I used definitions like [0-9a-zA-Z]\{4\} to be more precise (and which works) but I was told, that it's not always sure, that it will be 4 characters and not sure if it's always from that pool of characters.

Thanks in forward.

laters
zaxxon
 
Code:
sed 's/.*dev_name=\"\([^\"]*\)\" .*/\1/'

Hope This Helps, PH.
FAQ219-2884
FAQ181-2886
 
Or may be
Code:
sed 's/.*dev_name=\"\(.+\)?\" .*/\1/'


--------------------------------------------------------------------------
I never set a goal because u never know whats going to happen tommorow.
 
Or another idea (assuming the position of the required field is always the same):

[tt]awk -F '[<=" ]+' '{print $4}'[/tt]

Annihilannic.
 
PHV,

can you explain to me about ur code around this:
([^\"]*\)

I know it's working but if I translate it should be anything match with ^or" then capture the rest or just anything start with " ?

Because I tried this :
Code:
echo '<Device dev_name=$0853" status="Ready" configuration="RAID-5">' | sed 's/.*dev_name=\$\([^"]*\)\".*/\1/'

it's still working even I replace the " with $

thanks man,
 
This is not PHV but I just arrived at work and read it, so...

[^\"]* stands stands for:

A character of any type but it may not be a quotation mark and so many "characters being not a quotation mark" as you like.
The slash between ^ and " is just to escape the ".
A ^ in those [] brackets means "not" while outside it stands for the beginning of a line.
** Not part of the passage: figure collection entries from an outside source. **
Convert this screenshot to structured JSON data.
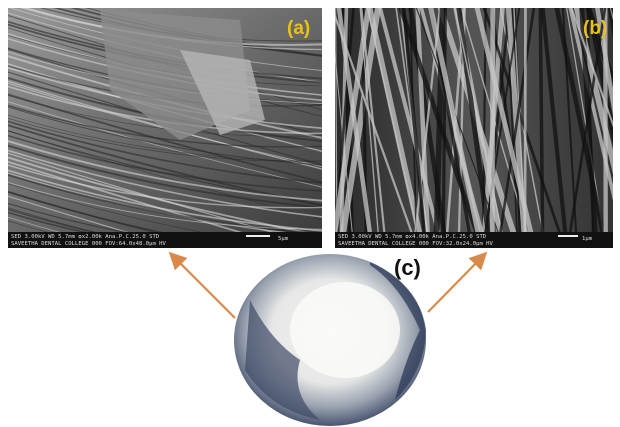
{
  "panels": [
    {
      "label": "(a)",
      "info_line1": "SED   3.00kV  WD 5.7mm  ✪x2.00k  Ana.P.C.25.0  STD",
      "info_line2": "SAVEETHA DENTAL COLLEGE        000  FOV:64.0x48.0μm   HV",
      "scale_bar": "5μm"
    },
    {
      "label": "(b)",
      "info_line1": "SED   3.00kV  WD 5.7mm  ✪x4.00k  Ana.P.C.25.0  STD",
      "info_line2": "SAVEETHA DENTAL COLLEGE        000  FOV:32.0x24.0μm   HV",
      "scale_bar": "1μm"
    }
  ],
  "sample_label": "(c)"
}
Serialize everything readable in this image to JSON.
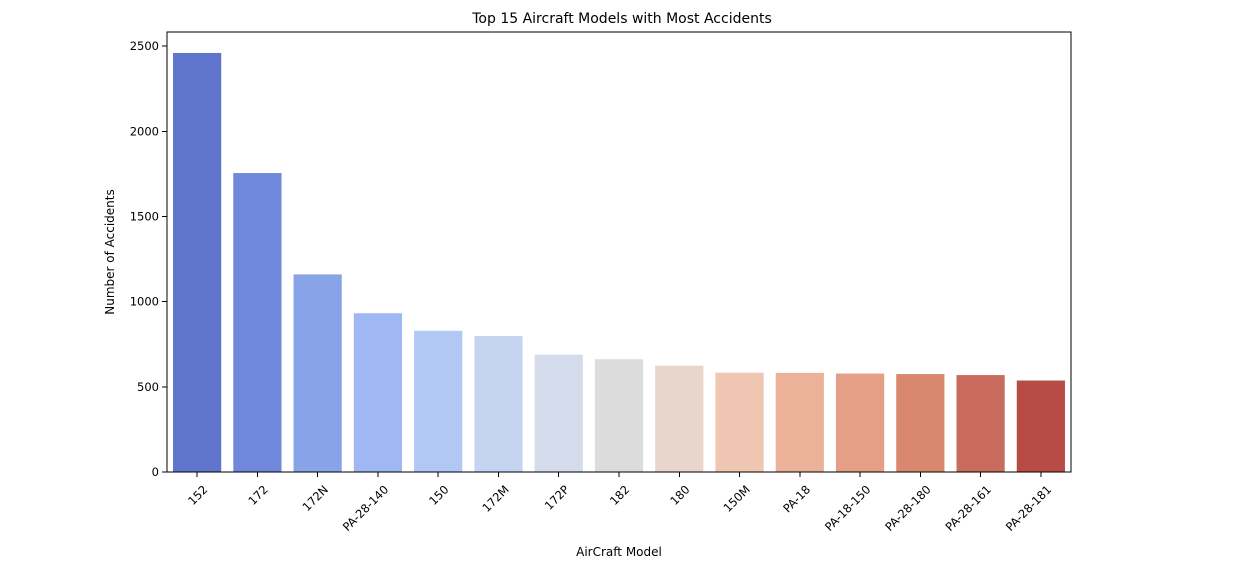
{
  "chart_data": {
    "type": "bar",
    "title": "Top 15 Aircraft Models with Most Accidents",
    "xlabel": "AirCraft Model",
    "ylabel": "Number of Accidents",
    "categories": [
      "152",
      "172",
      "172N",
      "PA-28-140",
      "150",
      "172M",
      "172P",
      "182",
      "180",
      "150M",
      "PA-18",
      "PA-18-150",
      "PA-28-180",
      "PA-28-161",
      "PA-28-181"
    ],
    "values": [
      2460,
      1755,
      1160,
      932,
      829,
      798,
      689,
      662,
      624,
      583,
      582,
      578,
      575,
      569,
      537
    ],
    "colors": [
      "#5f74cb",
      "#7088db",
      "#89a3e8",
      "#9fb8f4",
      "#b1c8f5",
      "#c5d4f1",
      "#d4dbea",
      "#dcdcdc",
      "#e8d5cb",
      "#eec6b2",
      "#ecb299",
      "#e49f86",
      "#da8770",
      "#ca6c5d",
      "#b74c47"
    ],
    "yticks": [
      0,
      500,
      1000,
      1500,
      2000,
      2500
    ],
    "ylim": [
      0,
      2583
    ],
    "grid": false,
    "legend": "none"
  }
}
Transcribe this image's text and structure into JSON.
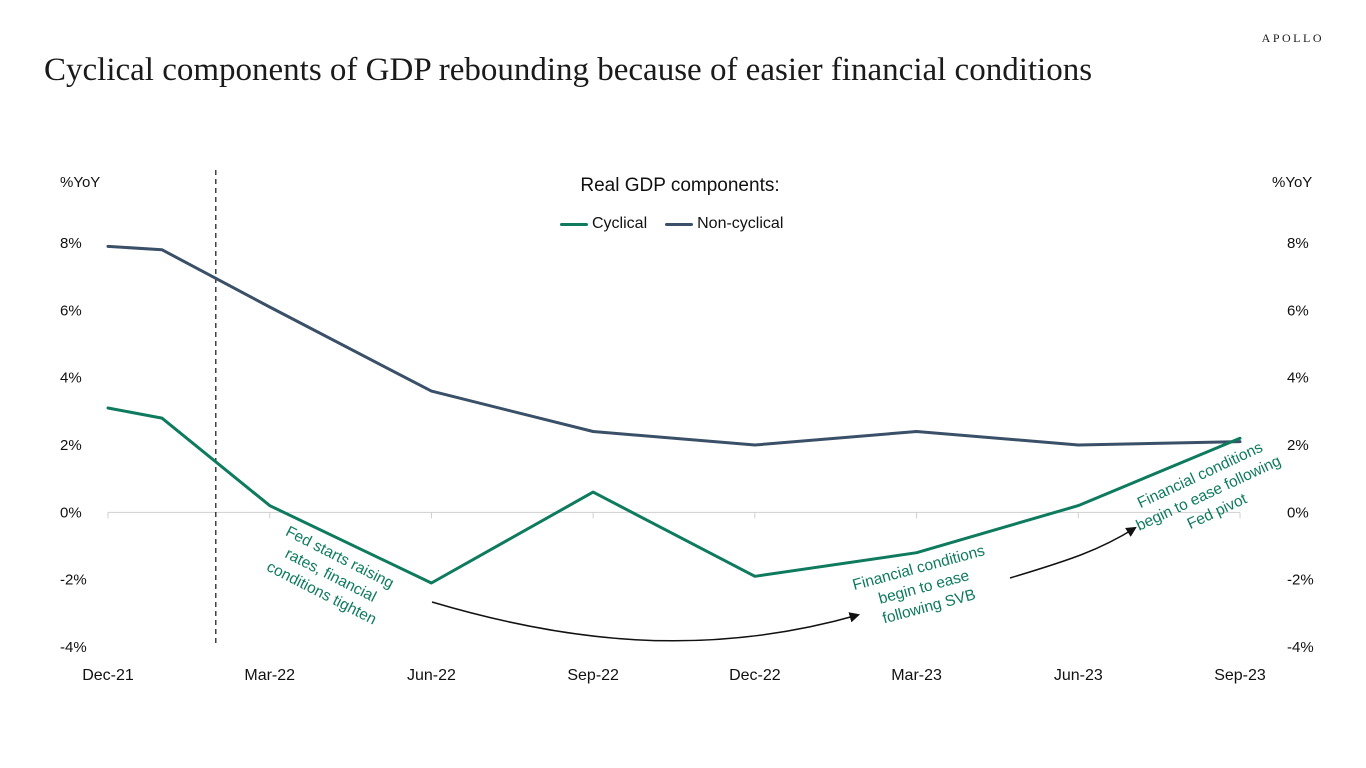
{
  "brand": "APOLLO",
  "title": "Cyclical components of GDP rebounding because of easier financial conditions",
  "chart_data": {
    "type": "line",
    "legend_title": "Real GDP components:",
    "legend_position": "top-center",
    "ylabel_left": "%YoY",
    "ylabel_right": "%YoY",
    "ylim": [
      -4,
      8
    ],
    "yticks": [
      8,
      6,
      4,
      2,
      0,
      -2,
      -4
    ],
    "ytick_labels": [
      "8%",
      "6%",
      "4%",
      "2%",
      "0%",
      "-2%",
      "-4%"
    ],
    "x_tick_labels": [
      "Dec-21",
      "Mar-22",
      "Jun-22",
      "Sep-22",
      "Dec-22",
      "Mar-23",
      "Jun-23",
      "Sep-23"
    ],
    "series": [
      {
        "name": "Non-cyclical",
        "color": "#3a5068",
        "x": [
          "Dec-21",
          "Jan-22",
          "Mar-22",
          "Jun-22",
          "Sep-22",
          "Dec-22",
          "Mar-23",
          "Jun-23",
          "Sep-23"
        ],
        "values": [
          7.9,
          7.8,
          6.1,
          3.6,
          2.4,
          2.0,
          2.4,
          2.0,
          2.1
        ]
      },
      {
        "name": "Cyclical",
        "color": "#0e7a5e",
        "x": [
          "Dec-21",
          "Jan-22",
          "Mar-22",
          "Jun-22",
          "Sep-22",
          "Dec-22",
          "Mar-23",
          "Jun-23",
          "Sep-23"
        ],
        "values": [
          3.1,
          2.8,
          0.2,
          -2.1,
          0.6,
          -1.9,
          -1.2,
          0.2,
          2.2
        ]
      }
    ],
    "vertical_marker": {
      "x": "Feb-22",
      "style": "dashed"
    },
    "annotations": [
      {
        "lines": [
          "Fed starts raising",
          "rates, financial",
          "conditions tighten"
        ]
      },
      {
        "lines": [
          "Financial conditions",
          "begin to ease",
          "following SVB"
        ]
      },
      {
        "lines": [
          "Financial conditions",
          "begin to ease following",
          "Fed pivot"
        ]
      }
    ],
    "grid": false
  }
}
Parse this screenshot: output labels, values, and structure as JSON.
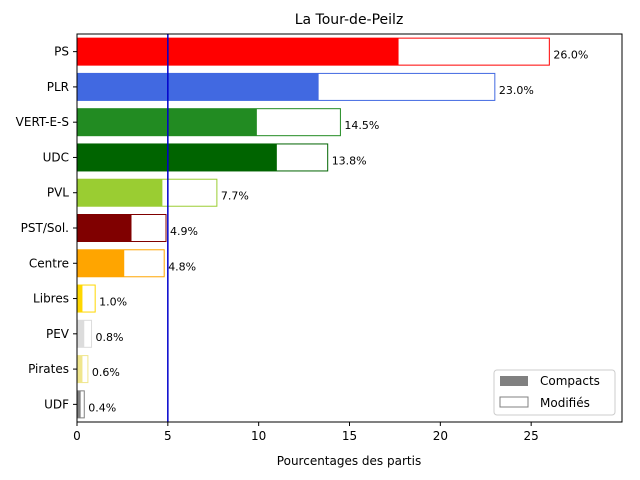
{
  "chart_data": {
    "type": "bar",
    "orientation": "horizontal",
    "stacked_overlay": true,
    "title": "La Tour-de-Peilz",
    "xlabel": "Pourcentages des partis",
    "ylabel": "",
    "xlim": [
      0,
      30
    ],
    "xticks": [
      0,
      5,
      10,
      15,
      20,
      25
    ],
    "threshold_line": {
      "value": 5,
      "color": "#0000cc"
    },
    "categories": [
      "PS",
      "PLR",
      "VERT-E-S",
      "UDC",
      "PVL",
      "PST/Sol.",
      "Centre",
      "Libres",
      "PEV",
      "Pirates",
      "UDF"
    ],
    "colors": [
      "#ff0000",
      "#4169e1",
      "#228b22",
      "#006400",
      "#9acd32",
      "#800000",
      "#ffa500",
      "#ffd700",
      "#dcdcdc",
      "#f0e68c",
      "#808080"
    ],
    "series": [
      {
        "name": "Compacts",
        "values": [
          17.7,
          13.3,
          9.9,
          11.0,
          4.7,
          3.0,
          2.6,
          0.3,
          0.4,
          0.3,
          0.2
        ]
      },
      {
        "name": "Modifiés",
        "values": [
          26.0,
          23.0,
          14.5,
          13.8,
          7.7,
          4.9,
          4.8,
          1.0,
          0.8,
          0.6,
          0.4
        ]
      }
    ],
    "total_labels": [
      "26.0%",
      "23.0%",
      "14.5%",
      "13.8%",
      "7.7%",
      "4.9%",
      "4.8%",
      "1.0%",
      "0.8%",
      "0.6%",
      "0.4%"
    ],
    "legend": {
      "position": "lower right",
      "items": [
        "Compacts",
        "Modifiés"
      ],
      "compact_color": "#808080",
      "modified_edge": "#808080"
    }
  }
}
The \( and \) around it are just the brackets to group it so you can give it out with \1.



laters
zaxxon
 
Ooo ok..

I didn't know that ^ can mean "not"
I thought in regex it means "start with", is this normal regex or special sed command?

Thanks zaxxon,
 
RegEx can be different. It depends on which "language" or tool you use. Perl RegEx might not be the same as sed for example. There are usually some differences between some of them afaik.
I usually only use sed, awk and grep/egrep and those are usually the same or lets say compatible.

I remember a book from O'Reilly about Regular Expressions which has different chapters, one for Perl, one for... and so on.

laters
zaxxon
 
<Device dev_name="0853" status="Ready" configuration="RAID-5">

I would use the following:

grep Device |
awk '{print $1}' |
sed -e 's/"//g' |
cut -d= -f2

This way it's very clean and every step is very straightforward.

 
zaxxon,

A character of any type but it may not be a quotation mark and so many "characters being not a quotation mark" as you like.

I replaced
[^\"]*
becomes
[^3]* or [^\3]*

which I'm expecting 085, but it doesn't work.According to your explanation it should work.
 
It didn't work because sed did not found a number you specified, which had no 3 in it and ended with a ".
Make it
Code:
[^3]*\)3\"
so it will work again, as I described. Since you said the group of characters may not have a 3 in it, you have to tell it, that the 3 shall be the new ending character. Formerly it was only the escaped " showing sed the end of the wanted characters inside the () or escaped \(\).